- Born: 1192 or 1193
- Died: 1266 Wienhausen
- Buried: Wienhausen Abbey
- Noble family: Wettin
- Spouse: Henry V, Count Palatine of the Rhine
- Father: Conrad II, Margrave of Lusatia
- Mother: Elisabeth of Poland

= Agnes of Landsberg =

German noblewoman

Agnes of Landsberg (1192 or 1193 – 1266 in Wienhausen) was a German noblewoman. She was the third child of Conrad II (1159–1210), Margrave of Lusatia, and his wife, Elisabeth (c. 1153 – 1209), the daughter of Mieszko III the Old (1126–1202), Duke of Poland. She was a daughter-in-law of Henry the Lion.

== Life ==
Agnes was the youngest daughter of the ruling family of Landsberg. Her elder brother was Conrad (died before 1210); her sister was Matilda (c. 1190 – 1225), who married Margrave Albert II of Brandenburg. Agnes married in 1211 to Henry V, Count Palatine of the Rhine (1173 – 28 April 1277 in Brunswick), the eldest son of Henry the Lion.

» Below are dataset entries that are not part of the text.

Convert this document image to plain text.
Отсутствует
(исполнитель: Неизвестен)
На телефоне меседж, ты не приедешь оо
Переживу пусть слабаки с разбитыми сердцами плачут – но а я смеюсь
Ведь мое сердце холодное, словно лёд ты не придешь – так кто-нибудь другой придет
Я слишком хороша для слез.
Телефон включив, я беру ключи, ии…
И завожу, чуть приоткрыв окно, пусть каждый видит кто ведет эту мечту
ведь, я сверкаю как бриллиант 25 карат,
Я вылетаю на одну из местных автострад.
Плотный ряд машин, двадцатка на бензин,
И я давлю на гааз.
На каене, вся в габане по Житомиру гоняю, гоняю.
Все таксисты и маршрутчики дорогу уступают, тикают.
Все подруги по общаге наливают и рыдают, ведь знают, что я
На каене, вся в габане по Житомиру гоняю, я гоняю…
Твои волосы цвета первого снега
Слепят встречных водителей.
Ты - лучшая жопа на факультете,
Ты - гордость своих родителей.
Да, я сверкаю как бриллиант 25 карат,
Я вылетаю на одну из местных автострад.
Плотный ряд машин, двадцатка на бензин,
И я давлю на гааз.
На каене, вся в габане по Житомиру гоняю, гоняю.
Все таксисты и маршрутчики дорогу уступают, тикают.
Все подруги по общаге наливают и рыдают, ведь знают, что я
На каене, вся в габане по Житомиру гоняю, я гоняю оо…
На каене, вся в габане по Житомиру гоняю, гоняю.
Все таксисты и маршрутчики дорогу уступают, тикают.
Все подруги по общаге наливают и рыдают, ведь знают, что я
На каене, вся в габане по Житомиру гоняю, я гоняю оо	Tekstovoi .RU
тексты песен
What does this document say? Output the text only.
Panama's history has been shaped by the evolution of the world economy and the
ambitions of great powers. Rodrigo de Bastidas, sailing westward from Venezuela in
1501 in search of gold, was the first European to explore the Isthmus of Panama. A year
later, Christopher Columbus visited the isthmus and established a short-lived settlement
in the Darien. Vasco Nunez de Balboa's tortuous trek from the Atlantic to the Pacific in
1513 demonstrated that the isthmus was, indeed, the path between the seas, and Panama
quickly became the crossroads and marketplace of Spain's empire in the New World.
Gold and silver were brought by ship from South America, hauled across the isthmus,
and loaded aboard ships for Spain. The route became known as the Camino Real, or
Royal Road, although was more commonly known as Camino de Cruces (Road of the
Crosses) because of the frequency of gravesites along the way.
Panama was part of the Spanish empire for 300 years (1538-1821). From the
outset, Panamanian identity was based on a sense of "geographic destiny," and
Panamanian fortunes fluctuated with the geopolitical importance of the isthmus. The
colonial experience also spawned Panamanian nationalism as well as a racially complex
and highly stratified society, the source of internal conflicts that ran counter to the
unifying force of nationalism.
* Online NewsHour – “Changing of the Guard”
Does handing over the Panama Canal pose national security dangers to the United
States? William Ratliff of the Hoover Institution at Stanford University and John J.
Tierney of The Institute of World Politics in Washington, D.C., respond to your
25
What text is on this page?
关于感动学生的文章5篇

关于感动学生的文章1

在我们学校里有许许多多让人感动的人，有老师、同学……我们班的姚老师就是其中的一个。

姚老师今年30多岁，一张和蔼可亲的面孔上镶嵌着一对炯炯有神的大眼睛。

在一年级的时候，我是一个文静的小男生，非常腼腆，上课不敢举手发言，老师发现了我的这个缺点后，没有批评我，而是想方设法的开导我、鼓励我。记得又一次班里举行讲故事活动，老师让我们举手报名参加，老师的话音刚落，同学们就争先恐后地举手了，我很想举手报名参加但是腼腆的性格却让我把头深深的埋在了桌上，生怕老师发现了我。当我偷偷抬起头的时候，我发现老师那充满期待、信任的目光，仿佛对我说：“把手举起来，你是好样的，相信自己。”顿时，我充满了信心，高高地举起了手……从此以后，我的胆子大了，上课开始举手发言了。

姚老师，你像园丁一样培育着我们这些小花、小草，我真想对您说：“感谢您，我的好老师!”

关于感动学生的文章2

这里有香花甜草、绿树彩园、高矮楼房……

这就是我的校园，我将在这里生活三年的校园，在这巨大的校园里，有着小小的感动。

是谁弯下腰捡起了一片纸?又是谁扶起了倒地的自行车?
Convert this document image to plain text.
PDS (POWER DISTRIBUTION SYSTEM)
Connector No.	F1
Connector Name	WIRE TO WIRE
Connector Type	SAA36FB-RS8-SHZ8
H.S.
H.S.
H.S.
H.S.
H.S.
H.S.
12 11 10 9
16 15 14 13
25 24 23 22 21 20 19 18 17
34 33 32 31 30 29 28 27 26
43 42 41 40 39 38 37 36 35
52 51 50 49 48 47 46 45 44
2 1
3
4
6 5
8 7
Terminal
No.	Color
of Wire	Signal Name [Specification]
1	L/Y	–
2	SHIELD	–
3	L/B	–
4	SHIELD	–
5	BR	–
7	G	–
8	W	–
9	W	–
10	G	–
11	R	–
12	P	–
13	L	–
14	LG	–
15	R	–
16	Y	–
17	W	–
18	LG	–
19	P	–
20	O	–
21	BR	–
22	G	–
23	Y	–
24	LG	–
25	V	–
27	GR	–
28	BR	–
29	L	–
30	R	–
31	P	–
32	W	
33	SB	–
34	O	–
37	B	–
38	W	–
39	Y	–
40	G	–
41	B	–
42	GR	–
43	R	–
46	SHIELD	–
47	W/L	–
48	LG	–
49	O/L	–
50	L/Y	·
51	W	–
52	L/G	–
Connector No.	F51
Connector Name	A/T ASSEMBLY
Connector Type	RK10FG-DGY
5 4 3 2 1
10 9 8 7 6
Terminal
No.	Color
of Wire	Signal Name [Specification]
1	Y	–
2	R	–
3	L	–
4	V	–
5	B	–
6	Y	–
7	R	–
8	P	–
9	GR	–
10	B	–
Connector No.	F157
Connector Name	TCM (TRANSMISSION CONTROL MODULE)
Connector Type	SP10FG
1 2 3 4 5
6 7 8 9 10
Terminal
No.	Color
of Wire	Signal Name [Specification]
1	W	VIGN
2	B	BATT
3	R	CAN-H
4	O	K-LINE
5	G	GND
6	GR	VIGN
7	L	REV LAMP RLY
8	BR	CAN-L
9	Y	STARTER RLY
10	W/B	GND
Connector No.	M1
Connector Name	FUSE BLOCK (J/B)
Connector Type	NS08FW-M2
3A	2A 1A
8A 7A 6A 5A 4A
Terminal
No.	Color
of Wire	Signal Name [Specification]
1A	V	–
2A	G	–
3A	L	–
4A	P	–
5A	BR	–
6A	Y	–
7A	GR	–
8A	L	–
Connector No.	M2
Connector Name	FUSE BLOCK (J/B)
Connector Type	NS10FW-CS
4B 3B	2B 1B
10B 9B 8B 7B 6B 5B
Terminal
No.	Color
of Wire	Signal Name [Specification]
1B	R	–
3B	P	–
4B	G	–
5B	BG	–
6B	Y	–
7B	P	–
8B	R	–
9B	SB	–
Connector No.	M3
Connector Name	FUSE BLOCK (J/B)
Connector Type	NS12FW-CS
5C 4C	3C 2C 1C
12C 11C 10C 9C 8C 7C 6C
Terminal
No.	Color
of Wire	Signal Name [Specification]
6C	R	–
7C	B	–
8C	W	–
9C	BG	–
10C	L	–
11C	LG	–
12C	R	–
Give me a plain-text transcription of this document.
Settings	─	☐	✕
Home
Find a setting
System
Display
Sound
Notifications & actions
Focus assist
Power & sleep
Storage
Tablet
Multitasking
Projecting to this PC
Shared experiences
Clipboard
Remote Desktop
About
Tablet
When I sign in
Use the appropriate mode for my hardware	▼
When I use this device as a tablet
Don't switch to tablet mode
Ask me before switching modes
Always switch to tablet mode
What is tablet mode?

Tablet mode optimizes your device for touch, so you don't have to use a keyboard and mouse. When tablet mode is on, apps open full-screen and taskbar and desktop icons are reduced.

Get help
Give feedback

Ersch and Gruber had this to say about Agnes and her husband:

Henry took possession of Otto's territories after the latter died without heir at the Harzburg in 1218, after a turbulent reign. He handed the Imperial Regalia to Frederick II and retired to Brunswick, where he spent the rest of his life in peace. In 1223, he declared that Otto the Child, the only son of his brother William would be the sole heir of the Welf allodial possessions in Saxony. He died in 1227. He had two daughters and a son by his wife Agnes. He had already transferred the Palatinate to his son, Henry II. However, Henry II died in 1214. It appears that after 1214, Frederick II handed the Palatinate to Duke Louis I, as there are no deeds dated after 1214 in which Henry call himself Count Palatine or takes any action regarding the Palatinate. Henry married his daughter Agnes to Duke Otto the Illustrious of Bavaria and her sister Irmengard to Herman of Baden. There is a theory that the Getrude of Brunswick who married Duke Frederick of Austria may have been a daughter of our Henry. After the death of his beloved Agnes of the Palatinate, Henry remarried to Agnes of Landsberg. From this second marriage, he had no children.
— Ersch and Gruber, Johann Samuel Ersch and Johann Gottfried Gruber: Allgemeine Encyclopädie der Wissenschaften und Künste in alphabetischer Folge, Leipzig, 1828, p. 348

Agnes died in 1266 and was buried in Wienhausen Abbey

== Founding monasteries ==
Between 1217 and 1221, a, probably wooden, Cistercian monastery was constructed on the lower reaches of the Burgdorfer Aue, near Nienhagen, and populated with nuns from the monastery in Wöltingerode. This was an initiative of Henry and his wife Agnes. The monastery no longer exists, but the place where it stood is still called Klosterhof (i.e. "monastery court"). The place was infested by "water musquitos and poisonous worms" and suffered from "unhealthy, swampy air". After about the years, the monastery was moved to Wienhausen. In 1233, the Bishop of Hildesheim confirmed the rights of Wienhausen Abbey.

in 1243, Agnes founded a monk's monastery in Isenhagen. It was later converted to the Cistercian Isenhagen Abbey.

== Domus Ottonis ==
Duke Otto the Child gave his aunt Agnes a house, named Domus Ottonis (i.e. "Otto's house") in the city of Cell, with all the farmland and forests that belonged to it, with permission to leave the house and the lands to Wienhausen Abbey in her will. This house was probably built as a hunting lodge for Otto when his aunt stille lived at Altencelle castle. After Agnes's death, the house came into the possession of Wienhausen Abbey, who would rent it out.